Every implementation ends with a checklist:
- Run
bun typecheck - Analyze and fix errors
- Verify architecture compliance
- Check documentation standards
The Tech Stack
Frontend:
- Next.js 16 with App Router
- React 19
- TypeScript (strict mode)
- TailwindCSS 4.x
- shadcn/ui components
- Zustand for state
- GSAP and Motion.dev for animations
Backend:
- tRPC for type-safe APIs
- Drizzle ORM
- PostgreSQL
- Better Auth
- Polar for payments
- Resend for email
Development:
- Bun as package manager
- Vitest for testing
- ESLint + Prettier
- Husky + Commitlint
What Made It Work
Type Safety End-to-End
tRPC gives you type safety from database to frontend. Change a return type on the server, TypeScript immediately tells you every place in the UI that needs to update.
The AI could catch its own mistakes before they became bugs.
Consistent Patterns
When every feature follows the same structure, the AI learns the pattern. By the third feature, it was generating code that matched perfectly.
Incremental Development
I didn't try to build everything at once. Each feature was a focused session:
- Define the structure
- Let AI implement
- Verify with typecheck
- Move to next feature

The Rules Compound
Every rule I added made future development faster. The AI stopped making the same mistakes. Code quality went up. Review time went down.
Real Talk: What Didn't Work
The first attempt was rough.
- Import paths were wrong
- Monorepo structure was off
- Packages were in the wrong place
I almost gave up that first night.
The difference came when I stopped treating the AI like magic and started treating it like a junior developer who needs clear documentation.

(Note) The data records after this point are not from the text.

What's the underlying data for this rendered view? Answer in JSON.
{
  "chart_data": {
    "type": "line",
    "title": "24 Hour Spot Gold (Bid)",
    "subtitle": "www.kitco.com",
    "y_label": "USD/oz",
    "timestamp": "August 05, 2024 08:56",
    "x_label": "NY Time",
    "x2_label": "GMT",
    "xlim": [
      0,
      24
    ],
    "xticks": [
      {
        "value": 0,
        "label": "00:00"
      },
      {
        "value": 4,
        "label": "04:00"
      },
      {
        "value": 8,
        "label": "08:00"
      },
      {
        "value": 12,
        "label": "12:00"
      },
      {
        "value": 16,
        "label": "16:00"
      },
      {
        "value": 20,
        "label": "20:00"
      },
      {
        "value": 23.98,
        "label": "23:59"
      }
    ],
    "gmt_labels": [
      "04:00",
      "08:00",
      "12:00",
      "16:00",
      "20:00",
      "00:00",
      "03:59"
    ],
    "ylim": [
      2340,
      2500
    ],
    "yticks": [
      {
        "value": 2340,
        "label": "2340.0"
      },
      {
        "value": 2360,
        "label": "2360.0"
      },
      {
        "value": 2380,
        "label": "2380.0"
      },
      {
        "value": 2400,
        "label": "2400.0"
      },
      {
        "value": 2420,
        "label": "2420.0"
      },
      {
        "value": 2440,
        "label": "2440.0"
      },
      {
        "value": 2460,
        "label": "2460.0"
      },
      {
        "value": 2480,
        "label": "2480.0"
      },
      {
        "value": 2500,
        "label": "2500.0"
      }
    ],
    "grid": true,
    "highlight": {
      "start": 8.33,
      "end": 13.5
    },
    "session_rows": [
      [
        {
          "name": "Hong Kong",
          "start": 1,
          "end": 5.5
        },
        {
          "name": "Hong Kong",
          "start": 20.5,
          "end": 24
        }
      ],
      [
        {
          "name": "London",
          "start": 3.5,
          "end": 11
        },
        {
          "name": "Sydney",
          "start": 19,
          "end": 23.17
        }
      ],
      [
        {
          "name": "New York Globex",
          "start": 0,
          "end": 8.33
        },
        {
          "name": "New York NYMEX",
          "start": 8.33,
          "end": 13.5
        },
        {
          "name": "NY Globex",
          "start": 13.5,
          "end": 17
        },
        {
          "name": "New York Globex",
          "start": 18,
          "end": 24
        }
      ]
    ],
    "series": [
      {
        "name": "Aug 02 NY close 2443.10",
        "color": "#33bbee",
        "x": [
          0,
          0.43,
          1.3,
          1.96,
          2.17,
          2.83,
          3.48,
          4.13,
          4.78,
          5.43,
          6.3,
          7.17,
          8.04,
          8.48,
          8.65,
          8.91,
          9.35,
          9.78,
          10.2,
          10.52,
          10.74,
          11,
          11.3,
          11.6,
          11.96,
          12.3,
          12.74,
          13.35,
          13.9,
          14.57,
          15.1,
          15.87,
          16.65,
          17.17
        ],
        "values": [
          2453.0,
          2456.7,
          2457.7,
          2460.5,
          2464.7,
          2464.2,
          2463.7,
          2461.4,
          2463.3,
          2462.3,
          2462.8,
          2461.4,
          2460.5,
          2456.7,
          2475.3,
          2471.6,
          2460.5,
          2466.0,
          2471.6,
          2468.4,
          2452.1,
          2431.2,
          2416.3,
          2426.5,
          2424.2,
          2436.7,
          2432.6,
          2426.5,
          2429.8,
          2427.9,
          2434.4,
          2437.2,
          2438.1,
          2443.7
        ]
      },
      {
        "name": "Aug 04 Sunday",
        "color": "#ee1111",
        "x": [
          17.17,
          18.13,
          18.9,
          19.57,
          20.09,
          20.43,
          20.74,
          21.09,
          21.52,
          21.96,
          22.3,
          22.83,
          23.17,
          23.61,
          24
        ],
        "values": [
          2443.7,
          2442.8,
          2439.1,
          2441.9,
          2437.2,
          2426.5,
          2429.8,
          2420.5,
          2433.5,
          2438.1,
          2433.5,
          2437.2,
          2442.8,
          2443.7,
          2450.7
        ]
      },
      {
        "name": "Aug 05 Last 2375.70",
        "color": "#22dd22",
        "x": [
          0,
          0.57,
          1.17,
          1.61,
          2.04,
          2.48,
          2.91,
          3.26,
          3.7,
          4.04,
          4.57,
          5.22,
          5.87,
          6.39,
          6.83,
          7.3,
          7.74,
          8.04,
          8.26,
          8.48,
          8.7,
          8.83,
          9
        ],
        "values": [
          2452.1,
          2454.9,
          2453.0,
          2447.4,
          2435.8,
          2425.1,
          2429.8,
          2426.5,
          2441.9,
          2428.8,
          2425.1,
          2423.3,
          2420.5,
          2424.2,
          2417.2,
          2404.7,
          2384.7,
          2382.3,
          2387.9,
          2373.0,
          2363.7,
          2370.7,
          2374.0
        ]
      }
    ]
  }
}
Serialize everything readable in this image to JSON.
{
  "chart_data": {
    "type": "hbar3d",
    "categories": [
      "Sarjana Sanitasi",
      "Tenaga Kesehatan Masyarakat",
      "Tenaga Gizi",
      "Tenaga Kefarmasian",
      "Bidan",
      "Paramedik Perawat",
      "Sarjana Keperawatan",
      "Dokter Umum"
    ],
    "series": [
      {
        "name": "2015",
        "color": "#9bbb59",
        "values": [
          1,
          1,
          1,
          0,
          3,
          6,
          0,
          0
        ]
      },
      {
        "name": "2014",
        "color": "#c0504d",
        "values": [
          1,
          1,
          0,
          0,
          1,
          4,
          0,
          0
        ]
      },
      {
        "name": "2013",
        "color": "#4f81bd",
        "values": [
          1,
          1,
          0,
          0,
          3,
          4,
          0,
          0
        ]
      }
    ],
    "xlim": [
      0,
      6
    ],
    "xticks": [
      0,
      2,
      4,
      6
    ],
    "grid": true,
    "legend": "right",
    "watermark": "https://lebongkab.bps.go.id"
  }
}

Give it a style guide. Give it architecture rules. Give it examples to follow.
Then it works.
Timeline
Day 1: Foundation
- Next.js setup
- Feature architecture
- Basic editor and preview
- tRPC and database
Day 2: Core Features
- PDF export
- Document persistence
- Started auth system
Day 3: Extended Features
- Full Better Auth integration
- Polar subscriptions
- Admin dashboard started
Day 4: Polish
- Auto-save
- Device fingerprinting
- Landing page with animations
- Admin analytics
- Responsive design

What I Learned
The AI isn't the limiting factor. The structure is.

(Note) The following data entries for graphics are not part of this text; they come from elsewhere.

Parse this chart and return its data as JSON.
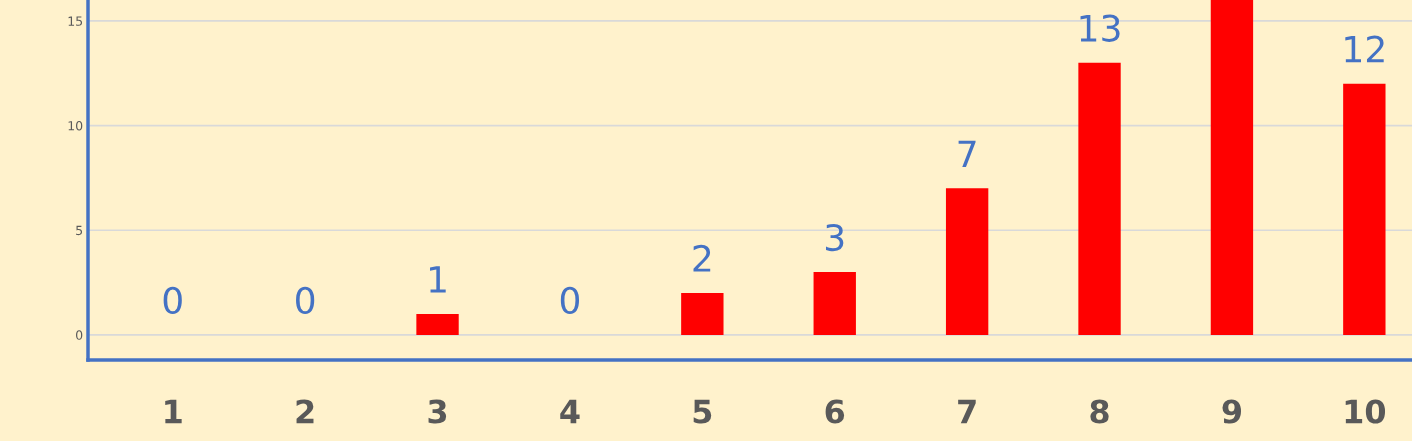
{
  "chart_data": {
    "type": "bar",
    "categories": [
      "1",
      "2",
      "3",
      "4",
      "5",
      "6",
      "7",
      "8",
      "9",
      "10"
    ],
    "values": [
      0,
      0,
      1,
      0,
      2,
      3,
      7,
      13,
      16,
      12
    ],
    "value_labels": [
      "0",
      "0",
      "1",
      "0",
      "2",
      "3",
      "7",
      "13",
      null,
      "12"
    ],
    "color": "#ff0000",
    "ylim": [
      -1.2,
      16
    ],
    "yticks": [
      0,
      5,
      10,
      15
    ],
    "grid": "y"
  }
}
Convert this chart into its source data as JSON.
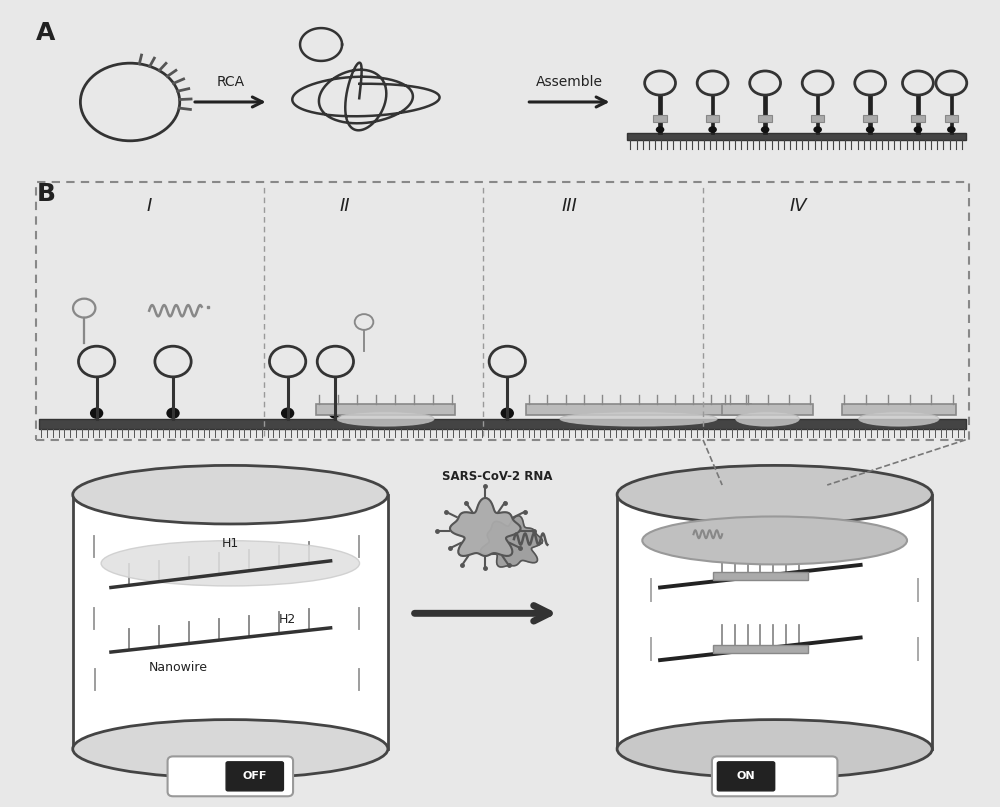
{
  "bg_color": "#e8e8e8",
  "panel_bg": "#ffffff",
  "dark_color": "#222222",
  "gray_color": "#888888",
  "light_gray": "#cccccc",
  "med_gray": "#aaaaaa",
  "dark_gray": "#555555",
  "panel_A_label": "A",
  "panel_B_label": "B",
  "rca_label": "RCA",
  "assemble_label": "Assemble",
  "section_labels": [
    "I",
    "II",
    "III",
    "IV"
  ],
  "sars_label": "SARS-CoV-2 RNA",
  "h1_label": "H1",
  "h2_label": "H2",
  "nanowire_label": "Nanowire",
  "off_label": "OFF",
  "on_label": "ON"
}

Give it clear architecture, consistent patterns, and good documentation. It will build things that would take weeks in days.
Type safety is essential.
TypeScript strict mode + tRPC meant the AI could verify its own work. Errors were caught before I even saw the output.
Rules scale.
13 cursor rules might sound like overkill. But each rule represents a class of bugs that will never happen again.
Ship fast, iterate later.
The landing page wasn't perfect on day 4. The admin dashboard needed polish. But the product worked. Users could sign up, create documents, export PDFs, and subscribe.
Everything else is iteration.
What's Next
The product is live. Now it's about:
- Getting feedback
- Watching how people use it
- Iterating on what matters
I went from "LLMs are bad with complexity" to "I just built a SaaS in 4 days."
The tools are ready. The question is whether we're ready to use them correctly.
If you're building something and want to see how the rules system works, DM me. Happy to share the setup.
And if you're skeptical about AI-assisted development like I was... try adding structure first. The results might surprise you.